蘇言淙微微抬眸向蘇言溪示意,蘇言溪上前一步,道:“賽娜公主,你與本侯的兄長在南疆相識,聽聞情投意合,可有聯姻的心思?”

她將自己的想法告訴蘇言淙後,蘇言淙倒是覺得可以將蘇言洄派去聯姻,反正他很喜歡南疆的模樣。

剛一踏入永豐帝的書房時,賽娜就注意到了站在一旁的蘇言溪,她與蘇言洄相貌五分相似,眉眼卻比他更精致。

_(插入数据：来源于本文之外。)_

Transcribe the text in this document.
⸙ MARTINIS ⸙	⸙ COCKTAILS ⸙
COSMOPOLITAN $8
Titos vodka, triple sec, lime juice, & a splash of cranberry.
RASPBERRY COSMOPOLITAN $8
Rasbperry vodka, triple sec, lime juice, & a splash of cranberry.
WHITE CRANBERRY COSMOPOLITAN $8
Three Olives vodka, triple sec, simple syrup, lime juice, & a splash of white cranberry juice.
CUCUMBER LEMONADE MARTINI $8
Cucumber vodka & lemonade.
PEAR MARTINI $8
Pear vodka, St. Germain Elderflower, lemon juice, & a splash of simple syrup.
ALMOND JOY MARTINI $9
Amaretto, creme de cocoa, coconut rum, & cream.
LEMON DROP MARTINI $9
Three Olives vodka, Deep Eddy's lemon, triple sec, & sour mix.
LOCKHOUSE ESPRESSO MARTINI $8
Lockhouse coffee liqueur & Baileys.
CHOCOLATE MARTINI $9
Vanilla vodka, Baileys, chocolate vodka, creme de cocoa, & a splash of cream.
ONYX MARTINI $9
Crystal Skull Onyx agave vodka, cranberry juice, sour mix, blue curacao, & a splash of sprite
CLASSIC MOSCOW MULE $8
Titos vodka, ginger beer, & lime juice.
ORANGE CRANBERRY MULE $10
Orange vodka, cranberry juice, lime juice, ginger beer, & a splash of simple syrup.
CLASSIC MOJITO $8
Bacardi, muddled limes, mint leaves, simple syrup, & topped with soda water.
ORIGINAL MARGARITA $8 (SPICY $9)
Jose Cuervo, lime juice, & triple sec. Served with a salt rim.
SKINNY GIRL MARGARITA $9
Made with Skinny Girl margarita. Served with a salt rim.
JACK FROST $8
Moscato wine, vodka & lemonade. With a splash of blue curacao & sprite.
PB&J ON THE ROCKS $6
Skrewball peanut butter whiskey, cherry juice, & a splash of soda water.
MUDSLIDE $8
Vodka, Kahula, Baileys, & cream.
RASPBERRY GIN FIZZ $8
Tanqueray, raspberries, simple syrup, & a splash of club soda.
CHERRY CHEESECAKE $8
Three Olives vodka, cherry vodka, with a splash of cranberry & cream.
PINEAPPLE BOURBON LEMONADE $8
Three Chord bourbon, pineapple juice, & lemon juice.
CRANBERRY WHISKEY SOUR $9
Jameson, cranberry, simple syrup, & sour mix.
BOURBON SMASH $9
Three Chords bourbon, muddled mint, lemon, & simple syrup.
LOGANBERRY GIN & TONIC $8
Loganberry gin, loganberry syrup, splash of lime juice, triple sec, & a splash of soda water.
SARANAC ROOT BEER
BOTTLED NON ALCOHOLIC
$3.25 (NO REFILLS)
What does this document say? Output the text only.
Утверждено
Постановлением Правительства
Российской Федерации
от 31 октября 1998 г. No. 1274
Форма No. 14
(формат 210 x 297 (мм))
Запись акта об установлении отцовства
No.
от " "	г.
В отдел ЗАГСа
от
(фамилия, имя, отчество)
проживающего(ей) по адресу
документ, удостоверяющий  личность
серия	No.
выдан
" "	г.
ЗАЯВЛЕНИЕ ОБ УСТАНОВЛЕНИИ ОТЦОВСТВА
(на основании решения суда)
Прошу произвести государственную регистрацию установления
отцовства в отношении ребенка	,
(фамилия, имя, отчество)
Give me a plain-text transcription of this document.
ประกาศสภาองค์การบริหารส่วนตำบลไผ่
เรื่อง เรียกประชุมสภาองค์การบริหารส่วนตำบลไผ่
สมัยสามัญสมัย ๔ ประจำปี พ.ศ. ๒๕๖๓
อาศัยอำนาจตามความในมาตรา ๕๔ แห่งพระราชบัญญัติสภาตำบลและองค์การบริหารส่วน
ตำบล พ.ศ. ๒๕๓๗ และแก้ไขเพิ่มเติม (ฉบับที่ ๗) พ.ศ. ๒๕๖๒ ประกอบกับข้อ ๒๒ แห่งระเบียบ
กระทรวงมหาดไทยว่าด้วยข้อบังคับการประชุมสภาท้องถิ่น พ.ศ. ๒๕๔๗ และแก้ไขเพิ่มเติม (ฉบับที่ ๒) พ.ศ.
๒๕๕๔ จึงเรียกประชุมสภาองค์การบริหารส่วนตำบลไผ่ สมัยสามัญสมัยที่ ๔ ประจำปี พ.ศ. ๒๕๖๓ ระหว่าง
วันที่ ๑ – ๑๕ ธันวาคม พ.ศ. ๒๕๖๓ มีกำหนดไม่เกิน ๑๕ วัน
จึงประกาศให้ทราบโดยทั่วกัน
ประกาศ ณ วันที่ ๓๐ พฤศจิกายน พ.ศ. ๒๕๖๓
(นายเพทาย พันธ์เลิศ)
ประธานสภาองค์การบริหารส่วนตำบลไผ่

賽娜:“不願意。倒是侯爺你,不知你有沒有聯姻的心思?”

她似自問自答:“侯爺與魏倉郡主聯姻的事情,賽娜也曾聽言洄說過,不過沒關係,賽娜不介意當平妻。”

蘇言溪:“……”

她嫌棄道:“不要,醜。”

“言溪。”蘇言淙打斷她,聲音有些淡淡,讓人辨不出情緒:“言溪與你並不相熟,你為何會相中言溪?”

為何?

自然是因為她從蘇言洄那裡得知,永豐連得南疆兩座城的手筆,蘇言溪也出了不少力。蘇言淙年少繼位,心思深沉,不好把握,蘇言溪卻一直病魔纏身,常在家裡養病,長得又很符合她的口味,稍微一想就該知道選哪個了。

賽娜道:“定南侯相貌英俊,賽娜一見傾心。”

“承蒙公主厚愛,本侯沒有再娶親的打算了。”蘇言溪虛與委蛇,心底卻恨不得翻白眼。

“我永豐的好兒郎還有很多,公主可以再挑挑。”蘇言淙說的風輕雲淡,食指在案牘上輕點幾下:“比如黑娥小將軍。”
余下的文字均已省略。